Youngstown Rotary Awards $25,000 in Community Grants to Nonprofits
YOUNGSTOWN, Ohio – Six local nonprofit organizations were the beneficiaries of $25,000 in community grants awarded by the Rotary Club of Youngstown and the Youngstown Rotary Foundation.
The grants were awarded Wednesday during the club’s weekly meeting at the Wick Park Pavilion.
Awardees for this year’s community grants from the Youngstown Rotary Foundation were presented Wednesday during the club’s luncheon. A committee reviews the applications and determines which applications will be funded and for how much, Joshua Prest, club president, said.
The largest grant awarded Wednesday, $10,000 to support monthly workshops, was presented to United Returning Citizens, a not-for-profit agency that provides job search assistance, training and other support for formerly incarcerated individuals and those affected by mass incarceration.
The grant will support taking URC clients to Notting Hill Columbus Retreat on weekends. There will be a psychologist present who will provide support for mental and emotional health needs.
“We want to say thank you,” Dionne Dowdy, executive director, stated. “These days in the COVID, a lot of people have had stress and anxiety.”
The decision to assist clients with mental health came from clients themselves, Dowdy said. Making vision boards, the women said the support would help them be “more present” at home with their families. “That’s what they’re asking for. I’ll go out and get the resources.”
Another five grants of $3,000 each were awarded to Action Inc., Down Syndrome Association of the Valley, Sight For All United, Oh Wow! The Roger & Gloria Jones Children’s Center for Science & Technology and Yellow Brick Place.
“We would like to thank you for partnering with us,” said Michele Jones, Down Syndrome Association of the Valley president. Funds will go toward the Buddy Up Tennis program, housed at Youngstown State University. DSAV works with the men’s and women’s tennis teams, providing members the opportunity to learn tennis and fitness while having fun.
Having access to healthy food is “a complicated problem” not only in Youngstown but in surrounding communities, Vicki Vicars, an organizer for Action, said.
“Our mobile market is going to be one solution” to the problem by helping provide that access to people, she said.
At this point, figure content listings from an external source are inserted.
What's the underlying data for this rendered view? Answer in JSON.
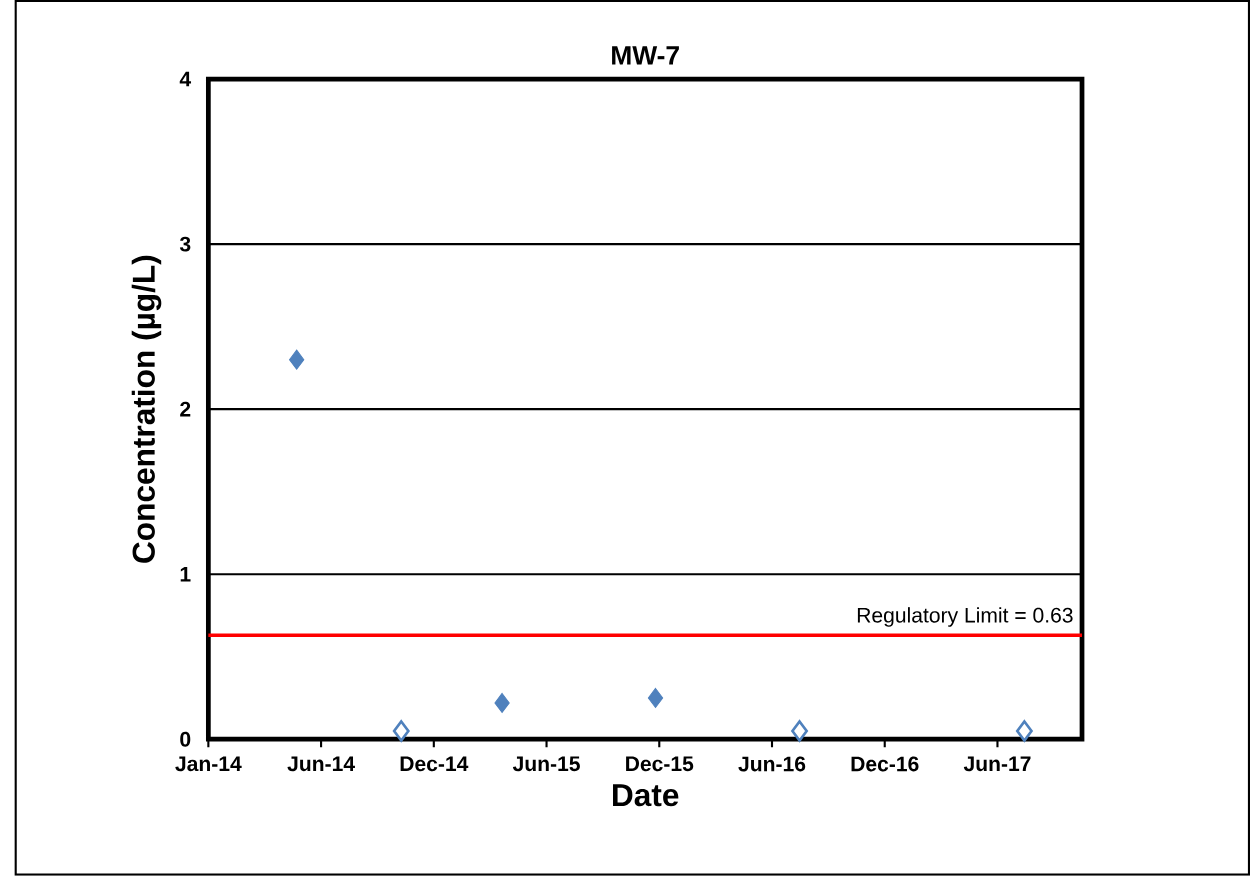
{
  "chart_data": {
    "type": "scatter",
    "title": "MW-7",
    "xlabel": "Date",
    "ylabel": "Concentration (µg/L)",
    "series": [
      {
        "color": "#4f81bd",
        "x": [
          "2014-05-22",
          "2015-04-15",
          "2015-12-16"
        ],
        "values": [
          2.3,
          0.22,
          0.25
        ]
      },
      {
        "color": "#ffffff",
        "x": [
          "2014-11-05",
          "2016-08-02",
          "2017-07-27"
        ],
        "values": [
          0.05,
          0.05,
          0.05
        ]
      }
    ],
    "marker": "diamond",
    "xlim": [
      "2014-01-01",
      "2017-10-27"
    ],
    "xticks": [
      {
        "value": "2014-01-01",
        "label": "Jan-14"
      },
      {
        "value": "2014-06-30",
        "label": "Jun-14"
      },
      {
        "value": "2014-12-27",
        "label": "Dec-14"
      },
      {
        "value": "2015-06-25",
        "label": "Jun-15"
      },
      {
        "value": "2015-12-22",
        "label": "Dec-15"
      },
      {
        "value": "2016-06-19",
        "label": "Jun-16"
      },
      {
        "value": "2016-12-16",
        "label": "Dec-16"
      },
      {
        "value": "2017-06-14",
        "label": "Jun-17"
      }
    ],
    "ylim": [
      0,
      4
    ],
    "yticks": [
      0,
      1,
      2,
      3,
      4
    ],
    "grid": "y",
    "ref_lines": [
      {
        "axis": "y",
        "value": 0.63,
        "label": "Regulatory Limit = 0.63",
        "color": "#ff0000"
      }
    ]
  }
}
The mobile truck should be launched at the end of April.
Sight for All United’s $3,000 check will help the nonprofit “to take care of kids” who missed school or were otherwise unavailable during the eye exams visits, Dom Mancini, chief operating officer, said. Funds will help with transportation and get the students to area optometrists, he said.
Children from Youngstown City Schools will get some hands-on experience from creators of some of their favorite movies during an eight-week Pixar program through Oh Wow. Students participating in the “digital story telling and digital literacy curriculum” will produce a 5-minute short film that will be shown worldwide, Marvin Logan Jr., Oh Wow’s executive director, said.
“We feel the youth of the Valley have a story to tell and we’re happy to give them a resource to be able to do so,” Logan said.
“This is the basis for us to grow,” Kathleen Moliterno, executive director of Yellow Brick Place, said of the $3,000 grant her organization received. The money will go toward software to help keep contacts and files organized.
Yellow Brick Place provides non-medical support to people battling cancer Moliterno said. There’s a potential of 140,000 patients in the Mahoning Valley each year, with Yellow Brick Place serving about 300 annually.
“We have a lot of growth to do, and this will make an impact,” she said.
The community grant program was established several years ago but lapsed during the pandemic, Prest said.
“We want to be out in the community, supporting those nonprofits that are doing even more work in the Youngstown community,” he said. “We’re blessed to be able to give out grants like this, and other funds to other projects.”
Pictured: Dionne Dowdy (left), executive director of United Returning Citizens, joined by Gloris Ann Griffin and April Slocum. delivered remarks after the Rotary Club of Youngstown awarded her organization a $10,000 grant.